Putusan Mahkamah Konstitusi (MK) memisahkan pemilu nasional dan daerah digugat oleh sejumlah warga. Anggota DPR sebagai salah satu pembuat undang-undang pemilu menyampaikan pandangannya atas gugatan warga ke MK.
Gugatan yang diajukan sejumlah warga justru sebagai hal yang langka. Alasannya, sejumlah warga ini meminta MK membatalkan putusannya sendiri perkara 135/PUU-XXII/2024 yang memisahkan pemilu tingkat nasional dan daerah.
Berdasarkan laman resmi MK, Senin (4/8), gugatan pertama diajukan tiga orang bernama Brahma Aryana, Aruna Sa'yin Afifa, dan Muhammad Adam Arrofiu Arfah. Gugatan mereka terdaftar dengan nomor perkara 124/PUU-XXIII/2025.

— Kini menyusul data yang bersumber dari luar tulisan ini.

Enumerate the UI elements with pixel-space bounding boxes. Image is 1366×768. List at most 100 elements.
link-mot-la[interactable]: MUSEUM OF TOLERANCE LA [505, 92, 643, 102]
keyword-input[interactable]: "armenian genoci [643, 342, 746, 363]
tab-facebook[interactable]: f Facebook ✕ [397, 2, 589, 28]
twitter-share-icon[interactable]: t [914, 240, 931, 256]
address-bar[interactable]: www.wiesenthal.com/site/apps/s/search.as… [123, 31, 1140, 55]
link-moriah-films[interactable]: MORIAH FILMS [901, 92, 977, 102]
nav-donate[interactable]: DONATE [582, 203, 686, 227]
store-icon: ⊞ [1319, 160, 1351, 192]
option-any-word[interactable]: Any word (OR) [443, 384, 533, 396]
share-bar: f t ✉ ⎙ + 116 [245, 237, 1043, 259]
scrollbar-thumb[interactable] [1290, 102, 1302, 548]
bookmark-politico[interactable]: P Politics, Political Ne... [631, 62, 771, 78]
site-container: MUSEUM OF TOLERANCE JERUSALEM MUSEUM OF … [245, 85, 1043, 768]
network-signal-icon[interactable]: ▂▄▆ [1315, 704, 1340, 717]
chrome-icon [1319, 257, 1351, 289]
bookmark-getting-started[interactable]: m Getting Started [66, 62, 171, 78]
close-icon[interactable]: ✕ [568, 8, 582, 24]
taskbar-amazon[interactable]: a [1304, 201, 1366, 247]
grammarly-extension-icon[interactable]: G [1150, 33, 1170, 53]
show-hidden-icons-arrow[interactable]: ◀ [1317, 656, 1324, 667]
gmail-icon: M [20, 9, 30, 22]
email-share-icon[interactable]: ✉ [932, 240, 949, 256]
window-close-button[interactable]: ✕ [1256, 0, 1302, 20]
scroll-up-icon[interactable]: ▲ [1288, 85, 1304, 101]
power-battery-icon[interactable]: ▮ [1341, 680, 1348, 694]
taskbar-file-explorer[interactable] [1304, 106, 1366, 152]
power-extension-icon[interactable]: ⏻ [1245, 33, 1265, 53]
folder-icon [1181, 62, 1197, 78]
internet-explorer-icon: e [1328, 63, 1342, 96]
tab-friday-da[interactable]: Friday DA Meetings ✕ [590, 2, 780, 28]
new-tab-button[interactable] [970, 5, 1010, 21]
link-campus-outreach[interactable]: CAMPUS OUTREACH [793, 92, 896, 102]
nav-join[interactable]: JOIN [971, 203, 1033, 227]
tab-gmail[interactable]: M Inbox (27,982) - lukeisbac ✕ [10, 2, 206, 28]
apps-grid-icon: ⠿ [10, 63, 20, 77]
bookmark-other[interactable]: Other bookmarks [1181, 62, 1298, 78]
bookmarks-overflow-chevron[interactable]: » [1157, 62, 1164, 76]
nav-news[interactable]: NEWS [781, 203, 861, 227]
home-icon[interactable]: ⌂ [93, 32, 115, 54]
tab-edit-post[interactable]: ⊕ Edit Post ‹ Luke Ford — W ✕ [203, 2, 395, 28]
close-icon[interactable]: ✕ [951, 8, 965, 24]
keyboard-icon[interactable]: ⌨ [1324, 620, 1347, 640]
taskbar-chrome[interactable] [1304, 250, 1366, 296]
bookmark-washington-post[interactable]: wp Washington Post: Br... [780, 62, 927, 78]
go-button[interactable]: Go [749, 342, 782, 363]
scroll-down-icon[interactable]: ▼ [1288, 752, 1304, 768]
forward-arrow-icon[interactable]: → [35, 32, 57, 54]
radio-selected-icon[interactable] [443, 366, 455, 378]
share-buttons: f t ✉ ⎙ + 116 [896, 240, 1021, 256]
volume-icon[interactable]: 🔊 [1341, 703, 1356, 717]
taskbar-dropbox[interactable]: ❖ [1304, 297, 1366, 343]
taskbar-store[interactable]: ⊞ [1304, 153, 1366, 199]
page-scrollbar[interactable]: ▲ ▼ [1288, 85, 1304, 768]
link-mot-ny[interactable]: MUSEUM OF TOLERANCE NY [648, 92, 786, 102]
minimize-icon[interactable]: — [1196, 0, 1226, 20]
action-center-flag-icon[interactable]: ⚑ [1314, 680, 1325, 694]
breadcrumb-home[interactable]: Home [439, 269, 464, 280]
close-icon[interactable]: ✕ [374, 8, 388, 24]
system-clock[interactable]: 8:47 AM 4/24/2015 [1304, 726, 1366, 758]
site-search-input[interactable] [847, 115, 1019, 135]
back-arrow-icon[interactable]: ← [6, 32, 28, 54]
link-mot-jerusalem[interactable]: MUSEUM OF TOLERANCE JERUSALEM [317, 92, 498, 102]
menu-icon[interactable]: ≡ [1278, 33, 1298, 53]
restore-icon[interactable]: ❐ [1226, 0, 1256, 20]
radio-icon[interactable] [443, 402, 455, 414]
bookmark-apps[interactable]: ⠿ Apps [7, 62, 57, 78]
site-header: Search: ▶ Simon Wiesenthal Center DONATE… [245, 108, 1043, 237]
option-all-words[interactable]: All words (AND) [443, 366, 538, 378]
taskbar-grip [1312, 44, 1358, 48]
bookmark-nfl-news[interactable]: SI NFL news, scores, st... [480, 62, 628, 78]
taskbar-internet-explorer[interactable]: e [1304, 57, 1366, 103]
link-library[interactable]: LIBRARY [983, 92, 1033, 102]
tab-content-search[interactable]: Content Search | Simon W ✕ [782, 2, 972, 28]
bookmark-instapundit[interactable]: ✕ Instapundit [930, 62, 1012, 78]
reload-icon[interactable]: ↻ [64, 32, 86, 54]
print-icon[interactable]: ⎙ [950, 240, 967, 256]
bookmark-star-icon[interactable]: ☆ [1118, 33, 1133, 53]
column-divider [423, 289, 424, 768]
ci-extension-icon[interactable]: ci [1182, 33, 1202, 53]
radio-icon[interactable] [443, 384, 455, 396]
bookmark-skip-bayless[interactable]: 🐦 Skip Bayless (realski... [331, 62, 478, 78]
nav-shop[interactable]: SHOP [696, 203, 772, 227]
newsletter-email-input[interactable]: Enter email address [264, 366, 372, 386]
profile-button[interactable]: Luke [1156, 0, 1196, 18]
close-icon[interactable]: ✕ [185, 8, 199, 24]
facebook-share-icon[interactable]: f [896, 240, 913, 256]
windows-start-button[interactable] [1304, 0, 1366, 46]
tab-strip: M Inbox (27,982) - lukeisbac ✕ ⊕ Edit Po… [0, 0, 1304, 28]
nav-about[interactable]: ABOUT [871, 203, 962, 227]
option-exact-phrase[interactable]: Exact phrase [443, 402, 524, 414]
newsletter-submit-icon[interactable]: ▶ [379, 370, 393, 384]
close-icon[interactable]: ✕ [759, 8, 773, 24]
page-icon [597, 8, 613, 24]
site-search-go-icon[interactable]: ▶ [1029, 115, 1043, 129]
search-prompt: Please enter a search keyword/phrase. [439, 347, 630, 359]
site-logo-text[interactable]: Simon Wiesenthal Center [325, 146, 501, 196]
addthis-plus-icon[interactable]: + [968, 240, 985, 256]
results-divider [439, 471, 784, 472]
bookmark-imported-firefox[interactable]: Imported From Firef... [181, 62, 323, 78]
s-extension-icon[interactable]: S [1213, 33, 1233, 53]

Pemohon menganggap putusan MK memisahkan pemilu tingkat nasional, yakni pileg DPR, pileg DPD, dan pilpres, dengan pemilu tingkat daerah, yakni pileg DPRD dan pilkada malah melemahkan akuntabilitas demokrasi. Mereka juga menilai putusan itu menimbulkan krisis legitimasi institusi daerah.
Pemohon menilai pemisahan pemilu nasional dan daerah dengan jarak 2-2,5 tahun malah memicu perpanjangan masa jabatan pejabat di tingkat daerah hasil pemilihan 2024 menjadi 7 tahun. Hal itu dianggap tak relevan dengan siklus pemilu 5 tahunan.
"Keputusan Mahkamah Konstitusi, meskipun didasarkan pada interpretasi konstitusi dapat dilihat sebagai intervensi yudisial yang membentuk kebijakan elektoral," ujarnya.
Selain itu, ada gugatan lain yang diajukan Bahrul Ilmi Yakup, Iwan Kurniawan, dan Yuseva yang teregistrasi dengan nomor perkara 126/PUU-XXIII/2025. Dalam petitumnya, pemohon meminta MK menyatakan pemohon pengujian perkara nomor 135/PUU-XXI/2024 tidak memiliki kekuatan hukum dan permohonannya tidak dapat diterima.
"Menyatakan putusan perkara nomor 135/PUU-XXI/2024 bertentangan dengan UUD 1945 dan tidak memiliki kekuatan hukum mengikat," ujar pemohon.
Pemohon mengatakan putusan MK yang memisahkan pemilu nasional dan daerah itu berpotensi membuat kevakuman anggota DPRD selama 2,5 tahun. Pemohon menyebut hal itu malah melumpuhkan pemerintahan daerah.